Data from: Corrections for rooting volume and plant size reveal negative effects of neighbour presence on root allocation in pea
Chen, Bin J. W. et al. (2016), Data from: Corrections for rooting volume and plant size reveal negative effects of neighbour presence on root allocation in pea, Dryad, Dataset, https://doi.org/10.5061/dryad.dr491
Plants are able to detect the presence of their neighbours belowground. The associated root responses may affect plant performance, plant-plant interactions and community dynamics, but the extent and direction of these responses is heavily debated. Some studies suggest that plants will over-proliferate roots in response to neighbours at the expense of reproduction, which was framed as a “tragedy of the commons”. Others proposed an “ideal free distribution” hypothesis, stating that plants produce roots simply as a function of the amount of available nutrients. However, experimental evidence for either hypothesis that is unbiased by confounding effects of rooting volume and plant size in their experimental setups is still lacking. We grew split-root pea plants in the presence or absence of a belowground neighbour at a range of rooting volumes, while providing equal amounts of nutrients per plant. Path analyses were used to disentangle the direct effects of neighbour presence on allocation patterns from the confounding effects of rooting volume and plant size.

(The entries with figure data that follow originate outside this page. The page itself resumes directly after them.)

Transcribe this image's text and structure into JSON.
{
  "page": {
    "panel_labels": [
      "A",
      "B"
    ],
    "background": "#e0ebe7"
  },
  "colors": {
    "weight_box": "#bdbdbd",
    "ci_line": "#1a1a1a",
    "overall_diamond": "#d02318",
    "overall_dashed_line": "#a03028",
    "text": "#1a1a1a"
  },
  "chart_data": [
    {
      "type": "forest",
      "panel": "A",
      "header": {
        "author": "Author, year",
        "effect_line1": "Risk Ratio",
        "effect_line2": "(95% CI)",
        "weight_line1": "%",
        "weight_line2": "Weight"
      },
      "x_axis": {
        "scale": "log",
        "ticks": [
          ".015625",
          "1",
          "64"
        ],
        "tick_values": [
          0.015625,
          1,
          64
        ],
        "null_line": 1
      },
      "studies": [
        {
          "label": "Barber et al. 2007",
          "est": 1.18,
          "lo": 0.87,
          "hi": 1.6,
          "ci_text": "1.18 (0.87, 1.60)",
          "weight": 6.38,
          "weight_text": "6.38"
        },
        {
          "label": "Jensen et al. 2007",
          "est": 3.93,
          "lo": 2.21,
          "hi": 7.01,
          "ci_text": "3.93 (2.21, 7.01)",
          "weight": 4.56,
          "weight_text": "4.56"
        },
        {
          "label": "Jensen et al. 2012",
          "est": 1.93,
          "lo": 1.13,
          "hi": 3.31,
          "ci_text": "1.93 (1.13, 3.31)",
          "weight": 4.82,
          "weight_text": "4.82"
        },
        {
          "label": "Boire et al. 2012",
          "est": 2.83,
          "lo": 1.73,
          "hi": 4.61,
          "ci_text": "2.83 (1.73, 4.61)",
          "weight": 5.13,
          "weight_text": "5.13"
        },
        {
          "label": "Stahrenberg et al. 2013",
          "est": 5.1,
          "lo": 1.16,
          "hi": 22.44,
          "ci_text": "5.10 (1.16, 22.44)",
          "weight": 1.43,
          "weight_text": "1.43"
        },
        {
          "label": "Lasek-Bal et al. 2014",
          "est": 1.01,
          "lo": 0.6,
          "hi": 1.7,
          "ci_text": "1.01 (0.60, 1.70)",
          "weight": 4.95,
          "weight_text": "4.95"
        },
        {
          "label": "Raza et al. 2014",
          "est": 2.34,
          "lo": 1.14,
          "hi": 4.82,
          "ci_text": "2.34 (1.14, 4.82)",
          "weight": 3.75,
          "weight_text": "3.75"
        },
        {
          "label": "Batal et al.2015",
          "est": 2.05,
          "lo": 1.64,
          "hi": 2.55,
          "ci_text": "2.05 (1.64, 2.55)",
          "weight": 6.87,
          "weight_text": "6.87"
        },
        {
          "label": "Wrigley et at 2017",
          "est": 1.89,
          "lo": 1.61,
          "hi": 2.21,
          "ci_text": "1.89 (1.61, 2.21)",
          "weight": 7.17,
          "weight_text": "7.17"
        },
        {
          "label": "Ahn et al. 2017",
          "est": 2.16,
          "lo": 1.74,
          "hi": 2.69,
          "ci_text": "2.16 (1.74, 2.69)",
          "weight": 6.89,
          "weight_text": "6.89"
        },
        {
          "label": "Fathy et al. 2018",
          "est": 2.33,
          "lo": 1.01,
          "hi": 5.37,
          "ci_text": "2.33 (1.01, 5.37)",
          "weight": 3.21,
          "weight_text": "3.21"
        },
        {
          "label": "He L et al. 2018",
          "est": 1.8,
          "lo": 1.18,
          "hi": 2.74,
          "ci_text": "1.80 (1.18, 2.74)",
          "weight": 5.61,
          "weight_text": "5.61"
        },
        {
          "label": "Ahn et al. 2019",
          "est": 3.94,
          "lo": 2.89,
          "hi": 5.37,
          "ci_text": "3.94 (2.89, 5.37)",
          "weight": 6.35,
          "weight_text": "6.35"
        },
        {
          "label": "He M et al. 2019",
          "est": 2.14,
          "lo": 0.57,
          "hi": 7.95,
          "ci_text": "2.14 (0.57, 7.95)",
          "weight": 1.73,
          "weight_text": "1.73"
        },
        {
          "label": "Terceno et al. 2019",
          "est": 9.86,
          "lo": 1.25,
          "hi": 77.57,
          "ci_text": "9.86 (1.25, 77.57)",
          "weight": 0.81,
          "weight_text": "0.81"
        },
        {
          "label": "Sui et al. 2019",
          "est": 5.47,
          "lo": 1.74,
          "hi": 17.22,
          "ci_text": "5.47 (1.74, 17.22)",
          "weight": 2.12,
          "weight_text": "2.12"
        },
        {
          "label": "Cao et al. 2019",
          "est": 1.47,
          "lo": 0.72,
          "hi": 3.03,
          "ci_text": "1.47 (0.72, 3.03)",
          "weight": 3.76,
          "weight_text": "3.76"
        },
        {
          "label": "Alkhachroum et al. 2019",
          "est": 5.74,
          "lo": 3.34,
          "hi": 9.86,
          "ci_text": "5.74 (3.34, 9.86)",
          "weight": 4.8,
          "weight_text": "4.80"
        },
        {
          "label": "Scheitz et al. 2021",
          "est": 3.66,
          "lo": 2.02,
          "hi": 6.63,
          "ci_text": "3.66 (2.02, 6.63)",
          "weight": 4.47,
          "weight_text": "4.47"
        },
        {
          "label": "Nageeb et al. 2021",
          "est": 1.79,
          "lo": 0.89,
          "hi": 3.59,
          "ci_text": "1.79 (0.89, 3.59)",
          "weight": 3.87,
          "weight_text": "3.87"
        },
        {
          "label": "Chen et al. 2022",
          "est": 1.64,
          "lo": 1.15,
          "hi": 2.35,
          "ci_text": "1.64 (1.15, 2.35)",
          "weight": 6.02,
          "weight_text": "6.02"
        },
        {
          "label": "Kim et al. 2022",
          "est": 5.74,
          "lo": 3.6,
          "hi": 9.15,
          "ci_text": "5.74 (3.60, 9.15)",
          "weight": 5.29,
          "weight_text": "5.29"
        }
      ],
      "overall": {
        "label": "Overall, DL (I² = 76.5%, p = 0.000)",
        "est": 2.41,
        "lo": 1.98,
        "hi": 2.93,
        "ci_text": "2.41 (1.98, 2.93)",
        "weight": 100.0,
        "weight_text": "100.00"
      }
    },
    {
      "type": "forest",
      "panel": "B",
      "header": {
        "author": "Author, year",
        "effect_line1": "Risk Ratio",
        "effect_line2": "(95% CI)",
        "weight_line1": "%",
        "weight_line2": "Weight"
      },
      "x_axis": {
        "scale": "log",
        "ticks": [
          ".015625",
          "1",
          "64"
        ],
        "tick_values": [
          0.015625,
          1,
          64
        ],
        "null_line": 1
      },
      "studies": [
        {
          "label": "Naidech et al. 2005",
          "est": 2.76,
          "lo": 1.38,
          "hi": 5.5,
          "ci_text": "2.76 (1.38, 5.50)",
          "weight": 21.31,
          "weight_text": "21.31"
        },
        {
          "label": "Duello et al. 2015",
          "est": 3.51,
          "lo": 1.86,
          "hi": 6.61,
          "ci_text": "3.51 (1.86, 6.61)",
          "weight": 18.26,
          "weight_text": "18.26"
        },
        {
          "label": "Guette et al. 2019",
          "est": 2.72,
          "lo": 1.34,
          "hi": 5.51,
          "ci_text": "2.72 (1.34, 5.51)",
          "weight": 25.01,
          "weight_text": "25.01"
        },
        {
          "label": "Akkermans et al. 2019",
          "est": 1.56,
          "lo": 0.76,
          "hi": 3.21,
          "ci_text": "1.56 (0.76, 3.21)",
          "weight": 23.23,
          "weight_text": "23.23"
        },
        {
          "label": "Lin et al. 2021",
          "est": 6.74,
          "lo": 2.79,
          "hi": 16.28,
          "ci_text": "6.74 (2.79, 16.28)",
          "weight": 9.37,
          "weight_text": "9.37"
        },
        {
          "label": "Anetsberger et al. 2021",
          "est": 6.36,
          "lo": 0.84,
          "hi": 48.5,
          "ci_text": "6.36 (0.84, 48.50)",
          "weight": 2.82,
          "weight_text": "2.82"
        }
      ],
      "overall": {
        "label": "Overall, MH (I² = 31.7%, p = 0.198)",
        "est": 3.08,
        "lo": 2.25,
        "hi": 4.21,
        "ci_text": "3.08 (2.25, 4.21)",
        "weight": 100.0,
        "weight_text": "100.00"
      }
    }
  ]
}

Within the chosen range of rooting volumes, the presence of a belowground neighbour generally reduced plant root mass by 21% and total mass by 9%. A doubling of rooting volume generally increased plant root mass by 18% and total mass by 11%. Pod mass was only directly and positively correlated with vegetative mass. The presence of a belowground neighbour induced less root allocation but more pod allocation, whereas increased rooting volume caused a reduction in reproductive allocation. A large part of these effects, however, was indirectly mediated through the influence on plant total mass. Synthesis: Not considering the effects of rooting volume and plant size may lead to misinterpretations of plant growth strategies in response to neighbours. Accounting for these factors, we found pea allocating less mass to roots in the presence of a belowground neighbour. The obtained results can help to reconcile the various responses to belowground neighbours as they are published in the literature.